Een gecombineerde printer/snijmachine of snijmachine instellen
U kunt uw machine zo instellen dat het afdrukken en snijden in één stap plaatsvindt. Als u twee afzonderlijke machines gebruikt, kunt u Command WorkStation zo instellen dat het afdrukken en snijden in twee stappen plaatsvindt.
Voordat u begint: Zorg ervoor dat u uw printer hebt geconfigureerd in Command WorkStation.
Er zijn veel verschillende contourbronnen en snijmethoden beschikbaar, afhankelijk van de geselecteerde snijmachine. Het bindvak wordt standaard gebruikt, maar u kunt ook een taak snijden volgens een formaatdefinitie van een pagina in een PDF. Als u een snijmachine configureert in Command WorkStation, kunt u snijcontouren maken rond niet-vectorafbeeldingen.
-
Kies een van de volgende mogelijkheden:
-
In Server Manager: klik op de zijbalk op Printers en selecteer een printer. Selecteer een medium in de structuurweergave van de printer.
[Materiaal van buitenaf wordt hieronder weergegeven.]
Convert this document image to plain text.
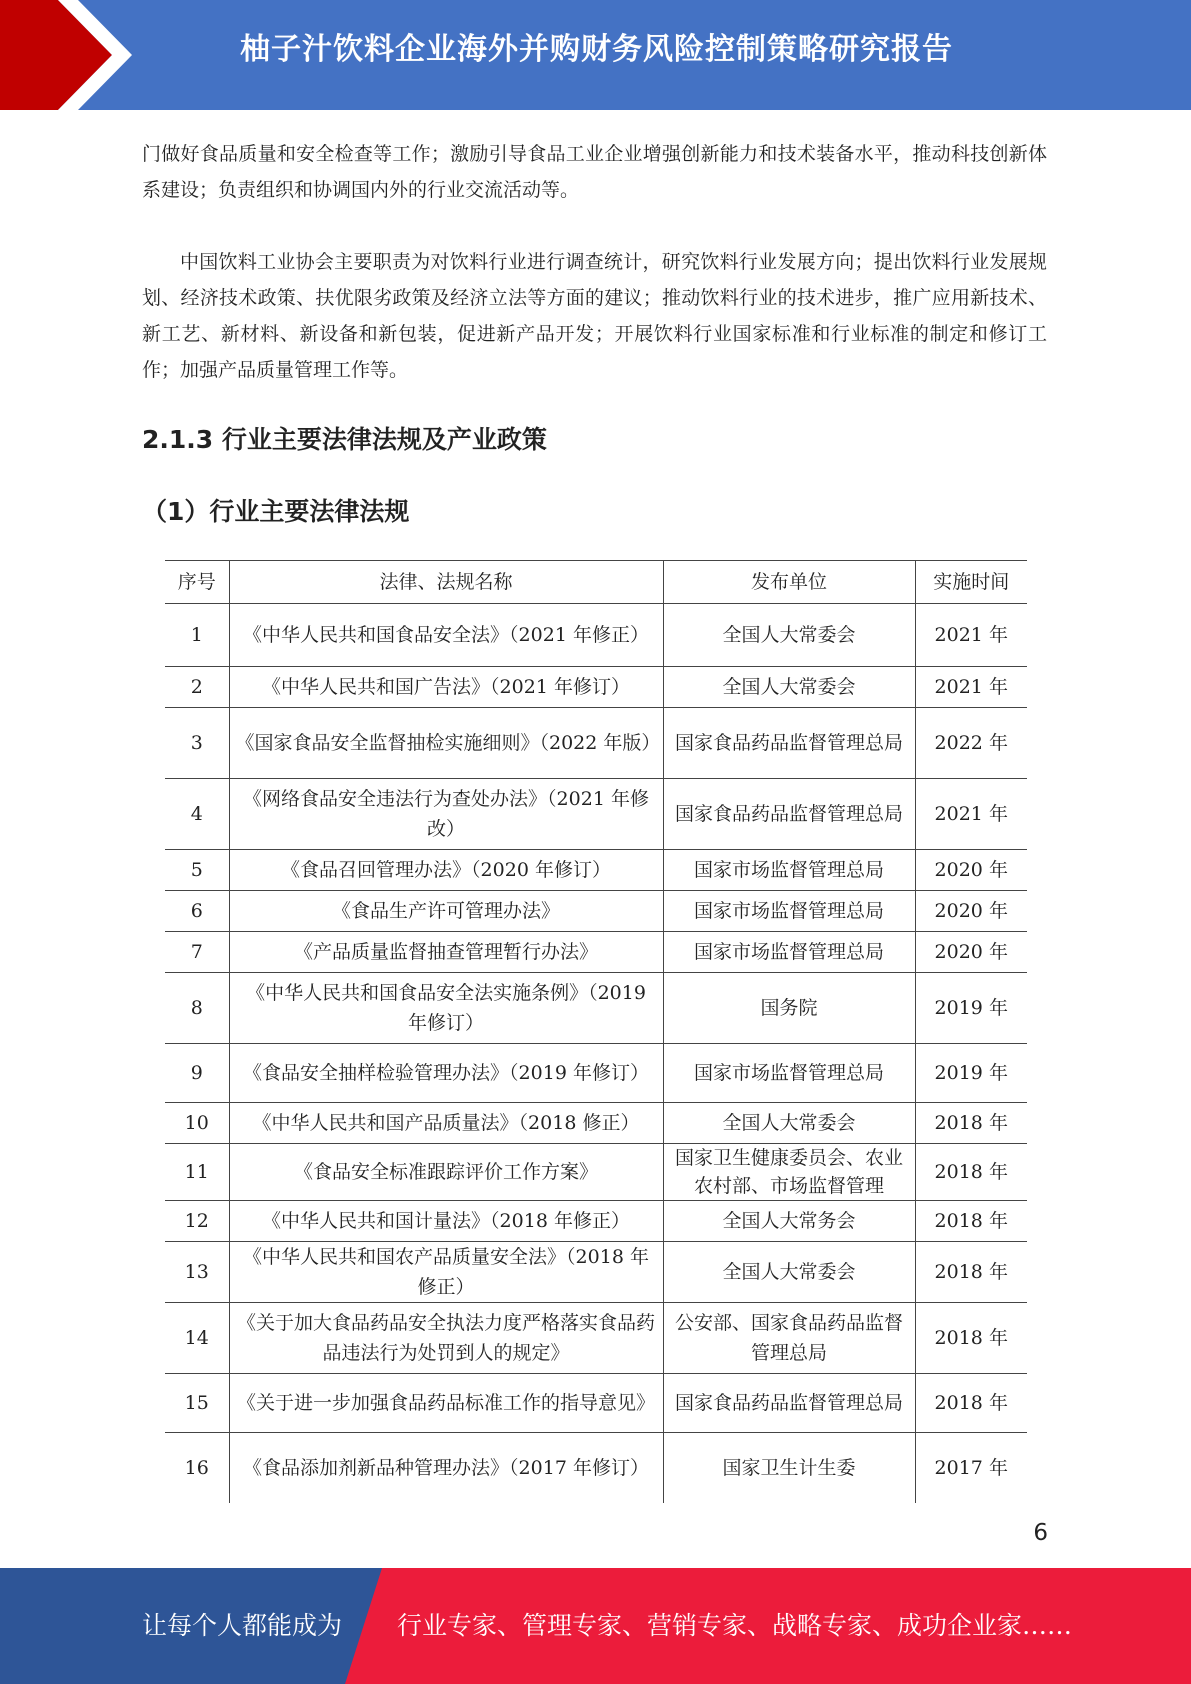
柚子汁饮料企业海外并购财务风险控制策略研究报告

门做好食品质量和安全检查等工作；激励引导食品工业企业增强创新能力和技术装备水平，推动科技创新体系建设；负责组织和协调国内外的行业交流活动等。

中国饮料工业协会主要职责为对饮料行业进行调查统计，研究饮料行业发展方向；提出饮料行业发展规划、经济技术政策、扶优限劣政策及经济立法等方面的建议；推动饮料行业的技术进步，推广应用新技术、新工艺、新材料、新设备和新包装，促进新产品开发；开展饮料行业国家标准和行业标准的制定和修订工作；加强产品质量管理工作等。

2.1.3 行业主要法律法规及产业政策
（1）行业主要法律法规
序号	法律、法规名称	发布单位	实施时间
1	《中华人民共和国食品安全法》（2021 年修正）	全国人大常委会	2021 年
2	《中华人民共和国广告法》（2021 年修订）	全国人大常委会	2021 年
3	《国家食品安全监督抽检实施细则》（2022 年版）	国家食品药品监督管理总局	2022 年
4	《网络食品安全违法行为查处办法》（2021 年修改）	国家食品药品监督管理总局	2021 年
5	《食品召回管理办法》（2020 年修订）	国家市场监督管理总局	2020 年
6	《食品生产许可管理办法》	国家市场监督管理总局	2020 年
7	《产品质量监督抽查管理暂行办法》	国家市场监督管理总局	2020 年
8	《中华人民共和国食品安全法实施条例》（2019 年修订）	国务院	2019 年
9	《食品安全抽样检验管理办法》（2019 年修订）	国家市场监督管理总局	2019 年
10	《中华人民共和国产品质量法》（2018 修正）	全国人大常委会	2018 年
11	《食品安全标准跟踪评价工作方案》	国家卫生健康委员会、农业农村部、市场监督管理	2018 年
12	《中华人民共和国计量法》（2018 年修正）	全国人大常务会	2018 年
13	《中华人民共和国农产品质量安全法》（2018 年修正）	全国人大常委会	2018 年
14	《关于加大食品药品安全执法力度严格落实食品药品违法行为处罚到人的规定》	公安部、国家食品药品监督管理总局	2018 年
15	《关于进一步加强食品药品标准工作的指导意见》	国家食品药品监督管理总局	2018 年
16	《食品添加剂新品种管理办法》（2017 年修订）	国家卫生计生委	2017 年
6
让每个人都能成为 行业专家、管理专家、营销专家、战略专家、成功企业家……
Vouw op het tabblad Printer- en workflowinstellingen het deelvenster Speciale instellingen uit.
-
In Job Editor: vouw op het tabblad Printer het deelvenster Special Settings (Speciale instellingen) uit.
-
- Selecteer onder Contour cutting (Contoursnijden) een van de volgende opties:
Print (Afdrukken): hiermee wordt de taak afgedrukt, maar worden de contourgegevens niet gesneden.
Print & Cut (Afdrukken en snijden): hiermee wordt de taak afgedrukt en worden de contourgegevens gesneden.
Cut only (Alleen snijden): hiermee snijdt u de contourgegevens zonder de taak af te drukken.
- Selecteer Knipmarkeringen van printer inschakelen.
U kunt nu snijcontouren configureren.